Ou seja, aqueles que estão na expectativa religiosa de que o magnata de Queens suba ao poder para ‘salvar’ o Ocidente, vão ter uns anos de desilusão à sua frente, na remota possibilidade desse vão sonho se concretizar.
Vale a pena explicar a natureza deste cepticismo.
Em primeiro lugar, há que dizer o óbvio: Trump não é um populista. Na verdade, o homem nem sequer é um conservador. É um bilionário liberal de Nova Iorque, com um forte sentido nacionalista. Se está desde 2016 à frente do movimento populista norte-americano é apenas porque os liberais se deslocaram no espaço de 20 anos para um espectro esquizofrénico que oscila entre o globalismo e o leninismo, enquanto ele permaneceu fiel aos valores que sempre defendeu; e porque os republicanos abdicaram completamente dos princípios da representação e do estado magro e servo dos cidadãos que estão por trás da Revolução Americana e da sua Constituição.
Trump é pró-aborto, favorece a imigração legal (e nesse sentido, a substituição demográfica da maioria branca) e tem uma abordagem pragmática e ecuménica em relação à religião: É um cristão cauteloso e tímido, que invoca a sua fé apenas para fechar discursos com um toque de transcendência ou legitimar a grandeza da América. Deus, para Donald Trump, resume-se a uma entidade abstracta, espécie de musa que inspirou os Pais Fundadores e deu ao dólar o seu famoso slogan, accionista de uma santíssima trindade na qual figuram em paridade teológica Jesus Cristo e o Tio Sam.
Desagradam-lhe os extremismos woke, é verdade, mas não tanto do ponto de vista ideológico ou cultural como da perspectiva geracional (o homem nasceu em 1946).
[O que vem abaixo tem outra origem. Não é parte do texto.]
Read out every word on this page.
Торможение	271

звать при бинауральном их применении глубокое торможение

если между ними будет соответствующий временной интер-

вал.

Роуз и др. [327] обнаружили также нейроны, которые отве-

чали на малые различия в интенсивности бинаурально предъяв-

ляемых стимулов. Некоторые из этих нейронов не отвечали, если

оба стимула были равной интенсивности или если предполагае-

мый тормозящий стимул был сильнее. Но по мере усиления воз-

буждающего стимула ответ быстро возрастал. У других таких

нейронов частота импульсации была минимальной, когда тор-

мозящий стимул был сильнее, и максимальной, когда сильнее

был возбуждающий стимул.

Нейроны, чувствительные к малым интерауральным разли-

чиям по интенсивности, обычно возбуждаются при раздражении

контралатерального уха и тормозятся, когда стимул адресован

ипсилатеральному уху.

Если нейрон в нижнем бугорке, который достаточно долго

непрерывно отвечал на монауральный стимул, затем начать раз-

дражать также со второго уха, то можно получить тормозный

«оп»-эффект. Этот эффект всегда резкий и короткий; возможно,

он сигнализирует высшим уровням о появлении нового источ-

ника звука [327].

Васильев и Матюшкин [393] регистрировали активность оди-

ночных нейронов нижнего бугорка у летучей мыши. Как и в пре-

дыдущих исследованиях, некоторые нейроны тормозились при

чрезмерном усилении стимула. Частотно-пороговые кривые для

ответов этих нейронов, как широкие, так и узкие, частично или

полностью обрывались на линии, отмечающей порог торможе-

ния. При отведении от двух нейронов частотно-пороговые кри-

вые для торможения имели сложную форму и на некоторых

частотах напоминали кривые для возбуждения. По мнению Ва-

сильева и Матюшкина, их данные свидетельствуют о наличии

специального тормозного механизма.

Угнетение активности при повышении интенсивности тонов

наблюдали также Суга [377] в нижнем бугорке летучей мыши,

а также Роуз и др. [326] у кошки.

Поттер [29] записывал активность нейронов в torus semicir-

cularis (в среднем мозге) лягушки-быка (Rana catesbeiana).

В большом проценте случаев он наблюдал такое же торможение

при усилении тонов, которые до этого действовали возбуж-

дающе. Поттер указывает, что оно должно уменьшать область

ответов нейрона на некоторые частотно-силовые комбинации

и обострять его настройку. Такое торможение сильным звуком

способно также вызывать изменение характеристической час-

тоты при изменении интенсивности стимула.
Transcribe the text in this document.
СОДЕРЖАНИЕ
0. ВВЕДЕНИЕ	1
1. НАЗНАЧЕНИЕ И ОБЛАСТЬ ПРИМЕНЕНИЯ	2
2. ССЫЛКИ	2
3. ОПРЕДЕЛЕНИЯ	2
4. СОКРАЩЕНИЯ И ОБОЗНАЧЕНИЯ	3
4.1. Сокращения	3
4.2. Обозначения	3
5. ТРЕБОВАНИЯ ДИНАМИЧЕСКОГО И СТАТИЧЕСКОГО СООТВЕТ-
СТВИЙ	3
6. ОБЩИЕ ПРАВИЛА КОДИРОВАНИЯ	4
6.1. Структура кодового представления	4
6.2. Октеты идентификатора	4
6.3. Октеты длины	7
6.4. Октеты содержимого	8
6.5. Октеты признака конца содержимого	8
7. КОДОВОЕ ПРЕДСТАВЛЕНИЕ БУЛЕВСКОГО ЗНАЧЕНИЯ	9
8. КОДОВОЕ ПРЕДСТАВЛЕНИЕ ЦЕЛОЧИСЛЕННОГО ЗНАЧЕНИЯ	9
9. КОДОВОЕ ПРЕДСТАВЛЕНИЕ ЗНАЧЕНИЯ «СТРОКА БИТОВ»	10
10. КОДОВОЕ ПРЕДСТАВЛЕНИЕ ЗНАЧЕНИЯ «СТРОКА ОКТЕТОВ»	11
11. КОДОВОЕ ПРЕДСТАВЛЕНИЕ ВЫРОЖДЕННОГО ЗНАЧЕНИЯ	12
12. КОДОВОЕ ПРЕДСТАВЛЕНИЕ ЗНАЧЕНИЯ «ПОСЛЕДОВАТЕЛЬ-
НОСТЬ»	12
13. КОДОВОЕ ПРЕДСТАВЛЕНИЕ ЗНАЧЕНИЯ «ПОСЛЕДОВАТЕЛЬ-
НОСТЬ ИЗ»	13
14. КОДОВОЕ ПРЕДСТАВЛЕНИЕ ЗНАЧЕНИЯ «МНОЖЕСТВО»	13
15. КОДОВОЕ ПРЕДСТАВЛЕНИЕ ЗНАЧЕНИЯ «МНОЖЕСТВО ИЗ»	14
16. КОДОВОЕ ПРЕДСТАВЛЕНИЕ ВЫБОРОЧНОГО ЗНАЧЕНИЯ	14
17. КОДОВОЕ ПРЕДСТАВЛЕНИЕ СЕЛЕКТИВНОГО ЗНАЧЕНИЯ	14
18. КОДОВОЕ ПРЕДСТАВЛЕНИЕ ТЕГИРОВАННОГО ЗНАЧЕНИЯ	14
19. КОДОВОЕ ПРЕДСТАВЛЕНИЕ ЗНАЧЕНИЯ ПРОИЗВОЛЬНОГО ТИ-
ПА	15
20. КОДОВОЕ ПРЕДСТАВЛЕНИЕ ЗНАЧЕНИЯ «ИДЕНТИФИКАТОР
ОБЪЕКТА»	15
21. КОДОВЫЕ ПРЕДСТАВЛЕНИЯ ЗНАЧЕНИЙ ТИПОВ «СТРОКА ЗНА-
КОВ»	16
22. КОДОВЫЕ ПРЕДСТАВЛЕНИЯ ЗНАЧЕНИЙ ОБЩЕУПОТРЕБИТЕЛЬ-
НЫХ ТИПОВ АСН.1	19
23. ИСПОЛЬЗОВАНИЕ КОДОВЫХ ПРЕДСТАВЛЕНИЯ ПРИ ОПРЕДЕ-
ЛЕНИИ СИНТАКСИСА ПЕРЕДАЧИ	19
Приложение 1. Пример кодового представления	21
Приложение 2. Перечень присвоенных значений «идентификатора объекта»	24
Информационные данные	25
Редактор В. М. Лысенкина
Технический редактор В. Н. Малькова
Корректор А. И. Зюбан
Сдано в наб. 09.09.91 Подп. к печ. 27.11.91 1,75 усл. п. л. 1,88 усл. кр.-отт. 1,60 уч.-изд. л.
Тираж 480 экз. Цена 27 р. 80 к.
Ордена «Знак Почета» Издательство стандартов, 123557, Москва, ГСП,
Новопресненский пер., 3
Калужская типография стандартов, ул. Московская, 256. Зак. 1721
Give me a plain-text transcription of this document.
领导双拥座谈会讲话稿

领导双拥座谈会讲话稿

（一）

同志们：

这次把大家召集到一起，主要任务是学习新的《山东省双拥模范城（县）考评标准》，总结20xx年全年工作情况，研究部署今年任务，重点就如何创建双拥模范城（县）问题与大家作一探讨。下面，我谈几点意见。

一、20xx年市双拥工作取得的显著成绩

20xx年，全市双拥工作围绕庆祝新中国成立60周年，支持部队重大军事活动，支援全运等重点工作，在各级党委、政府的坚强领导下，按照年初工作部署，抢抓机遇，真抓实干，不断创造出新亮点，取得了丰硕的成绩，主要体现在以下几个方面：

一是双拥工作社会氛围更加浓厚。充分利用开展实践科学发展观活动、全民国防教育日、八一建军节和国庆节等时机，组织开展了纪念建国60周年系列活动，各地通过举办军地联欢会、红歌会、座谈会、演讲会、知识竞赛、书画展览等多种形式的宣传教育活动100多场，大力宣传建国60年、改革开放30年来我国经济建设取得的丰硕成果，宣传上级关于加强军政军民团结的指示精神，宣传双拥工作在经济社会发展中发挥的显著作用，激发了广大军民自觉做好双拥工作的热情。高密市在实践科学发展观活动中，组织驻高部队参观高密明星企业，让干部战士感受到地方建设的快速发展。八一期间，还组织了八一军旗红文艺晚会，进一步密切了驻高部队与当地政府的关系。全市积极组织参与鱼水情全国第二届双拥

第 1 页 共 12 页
No que respeita à liberdade de expressão, o ex-presidente não é de todo um absolutista, reservando, por exemplo, excepções à Primeira Emenda para a queima de bandeiras ou o controlo e vigilância do discurso público em função da segurança interna.
Trump defende o capitalismo corporativo, através do qual fez fortuna, e tem uma ideia dos mercados, da economia e da política monetária que é muito parecida com os gestores de fundos de Wall Street ou os tecnocratas da Reserva Federal.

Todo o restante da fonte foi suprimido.